Noch vor einer Woche hatten die Abgeordneten neue Steuergesetze zur Finanzierung des Militäreinsatzes abgelehnt. Deshalb hatte Regierungschef Arseni Jazenjuk seinen Rücktritt erklärt. Die Freigabe frischen Geldes für die Militäroperation hatte Jazenjuk als Bedingung für seinen Verbleib im Amt genannt. Das Parlament sprach ihm nun das Vertrauen aus. Jazenjuks Rücktritt am Donnerstag vor einer Woche hatte eine Regierungskrise ausgelöst. Präsident Petro Poroschenko bat ihn, im Amt zu bleiben. Poroschenko zeigte sich nun erleichtert angesichts der neuen Finanzierung für den Bürgerkrieg, der das Land aktuell umgerechnet rund 4,5 Millionen Euro am Tag kostet

Im Zuge ihrer Offensive hat die ukrainische Armee nach eigenen Angaben die von Separatisten kontrollierte Großstadt Lugansk mittlerweile fast völlig eingekesselt. Örtliche Behörden erklärten, die Einwohner seien inzwischen von der Lebensmittelversorgung abgeschnitten. Supermärkte, Lebensmittelläden und Märkte seien nur unregelmäßig geöffnet, teilte die Stadtverwaltung auf ihrer Internetseite mit. Die Lieferungen von Lebensmitteln in die Stadt seien gestoppt worden. Die Vorräte schwänden mit jedem Tag. Die ukrainische Armee erklärte, sie habe einen Korridor eingerichtet, durch den die Einwohner von Lugansk aus der Stadt fliehen könnten. Sie feuere auch nicht in Wohngebiete.

Die Separatisten kündigten an, dass sie an den geplanten Gesprächen der Kontaktgruppe aus Russland, der Ukraine und OSZE-Offiziellen im weißrussischen Minsk teilnehmen wollten. Vertreter der selbst ausgerufenen Volksrepublik Donezk würden vor Ort sein, teilte ein Sprecher mit. Unklar war aber noch, wann genau das Treffen stattfinden sollte. Bei dem Gespräch soll es um den sicheren Zugang zum Flugzeugwrack gehen. Zudem sollen Möglichkeiten sondiert werden, wie die Kämpfe im Osten der Ukraine beendet werden können.

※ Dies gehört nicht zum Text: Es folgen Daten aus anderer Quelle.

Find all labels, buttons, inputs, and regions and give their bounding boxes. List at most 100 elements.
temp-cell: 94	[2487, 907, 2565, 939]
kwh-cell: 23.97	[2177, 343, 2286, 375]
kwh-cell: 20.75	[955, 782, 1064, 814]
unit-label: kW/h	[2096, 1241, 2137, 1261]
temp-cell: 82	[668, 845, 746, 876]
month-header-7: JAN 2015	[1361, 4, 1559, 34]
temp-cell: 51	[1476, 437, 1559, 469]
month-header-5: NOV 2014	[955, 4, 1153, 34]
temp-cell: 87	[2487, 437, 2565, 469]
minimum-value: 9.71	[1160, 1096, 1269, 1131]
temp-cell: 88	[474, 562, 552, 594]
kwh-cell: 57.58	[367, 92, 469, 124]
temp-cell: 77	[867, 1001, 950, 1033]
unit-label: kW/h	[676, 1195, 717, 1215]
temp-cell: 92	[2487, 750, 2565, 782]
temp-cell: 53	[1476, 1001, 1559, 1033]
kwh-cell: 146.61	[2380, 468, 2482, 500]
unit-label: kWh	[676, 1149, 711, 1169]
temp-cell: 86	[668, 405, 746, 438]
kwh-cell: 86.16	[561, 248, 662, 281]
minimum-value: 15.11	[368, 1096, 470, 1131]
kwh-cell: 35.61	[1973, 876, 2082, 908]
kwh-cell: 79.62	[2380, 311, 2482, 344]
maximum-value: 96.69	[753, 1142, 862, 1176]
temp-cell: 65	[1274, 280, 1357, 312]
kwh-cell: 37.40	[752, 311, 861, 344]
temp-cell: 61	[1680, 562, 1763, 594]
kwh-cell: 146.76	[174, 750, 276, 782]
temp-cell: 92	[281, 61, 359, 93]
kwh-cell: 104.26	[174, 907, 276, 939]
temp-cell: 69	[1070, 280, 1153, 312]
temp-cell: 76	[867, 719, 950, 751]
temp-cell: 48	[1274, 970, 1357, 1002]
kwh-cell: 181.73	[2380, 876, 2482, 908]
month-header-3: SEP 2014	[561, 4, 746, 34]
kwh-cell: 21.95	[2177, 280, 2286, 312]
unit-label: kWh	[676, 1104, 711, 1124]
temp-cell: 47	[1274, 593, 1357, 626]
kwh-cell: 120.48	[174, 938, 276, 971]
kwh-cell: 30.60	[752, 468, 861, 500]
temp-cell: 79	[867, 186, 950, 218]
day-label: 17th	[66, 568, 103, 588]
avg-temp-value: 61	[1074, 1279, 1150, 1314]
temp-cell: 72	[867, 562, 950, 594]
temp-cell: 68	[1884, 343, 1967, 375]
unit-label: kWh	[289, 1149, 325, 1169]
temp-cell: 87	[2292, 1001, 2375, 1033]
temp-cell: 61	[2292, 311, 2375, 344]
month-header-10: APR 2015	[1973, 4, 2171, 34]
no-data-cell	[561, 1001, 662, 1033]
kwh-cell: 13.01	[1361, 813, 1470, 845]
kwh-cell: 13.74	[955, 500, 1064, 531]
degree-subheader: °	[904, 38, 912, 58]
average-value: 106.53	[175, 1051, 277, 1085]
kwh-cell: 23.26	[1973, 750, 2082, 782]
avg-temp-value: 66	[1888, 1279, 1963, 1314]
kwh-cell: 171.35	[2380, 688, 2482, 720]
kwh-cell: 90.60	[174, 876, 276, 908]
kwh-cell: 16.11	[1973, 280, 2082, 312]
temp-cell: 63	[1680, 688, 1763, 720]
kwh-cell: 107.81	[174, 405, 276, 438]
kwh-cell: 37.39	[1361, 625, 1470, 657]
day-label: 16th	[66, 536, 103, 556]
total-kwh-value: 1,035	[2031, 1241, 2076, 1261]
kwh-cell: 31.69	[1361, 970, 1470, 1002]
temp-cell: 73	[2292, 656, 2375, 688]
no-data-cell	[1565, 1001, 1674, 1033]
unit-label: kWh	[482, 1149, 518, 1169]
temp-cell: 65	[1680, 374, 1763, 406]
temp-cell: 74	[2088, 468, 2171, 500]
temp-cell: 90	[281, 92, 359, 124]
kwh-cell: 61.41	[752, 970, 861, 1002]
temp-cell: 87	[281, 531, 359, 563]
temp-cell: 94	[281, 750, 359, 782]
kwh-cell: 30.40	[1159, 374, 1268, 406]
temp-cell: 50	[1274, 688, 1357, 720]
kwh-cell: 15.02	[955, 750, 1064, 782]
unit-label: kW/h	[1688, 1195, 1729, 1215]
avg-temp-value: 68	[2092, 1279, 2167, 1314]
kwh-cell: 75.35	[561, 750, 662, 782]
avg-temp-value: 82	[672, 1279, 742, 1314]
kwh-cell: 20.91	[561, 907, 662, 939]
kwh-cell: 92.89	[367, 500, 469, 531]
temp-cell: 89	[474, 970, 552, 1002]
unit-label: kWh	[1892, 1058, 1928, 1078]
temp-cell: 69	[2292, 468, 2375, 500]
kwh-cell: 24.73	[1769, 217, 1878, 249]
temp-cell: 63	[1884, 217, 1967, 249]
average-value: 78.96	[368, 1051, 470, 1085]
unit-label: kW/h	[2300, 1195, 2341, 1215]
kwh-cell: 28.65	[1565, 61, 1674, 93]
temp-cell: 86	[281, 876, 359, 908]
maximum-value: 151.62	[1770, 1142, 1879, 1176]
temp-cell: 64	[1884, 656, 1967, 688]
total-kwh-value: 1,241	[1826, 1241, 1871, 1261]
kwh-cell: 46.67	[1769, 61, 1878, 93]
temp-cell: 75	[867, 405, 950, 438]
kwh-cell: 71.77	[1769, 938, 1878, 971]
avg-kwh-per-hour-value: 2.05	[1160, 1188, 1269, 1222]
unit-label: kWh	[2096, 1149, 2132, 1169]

Nachdem die EU und die USA ihre Sanktionen gegen Russland deutlich verschärft hatten, verhängte Moskau am Donnerstag einen Einfuhrstopp gegen Säfte aus der Ukraine. Begründet wurde dies mit einer fehlerhaften Anmeldungen für die Einfuhr in die Zollunion, die aus Russland, Weißrussland und Kasachstan besteht. Schon vor einigen Tagen hatte Russland Obstimporte aus Polen gestoppt. Zudem kündigte die russische Behörde für Lebensmittelüberwachung an, in der kommenden Woche Obstimporte auch aus Griechenland sowie Geflügeleinfuhren aus den USA zu stoppen.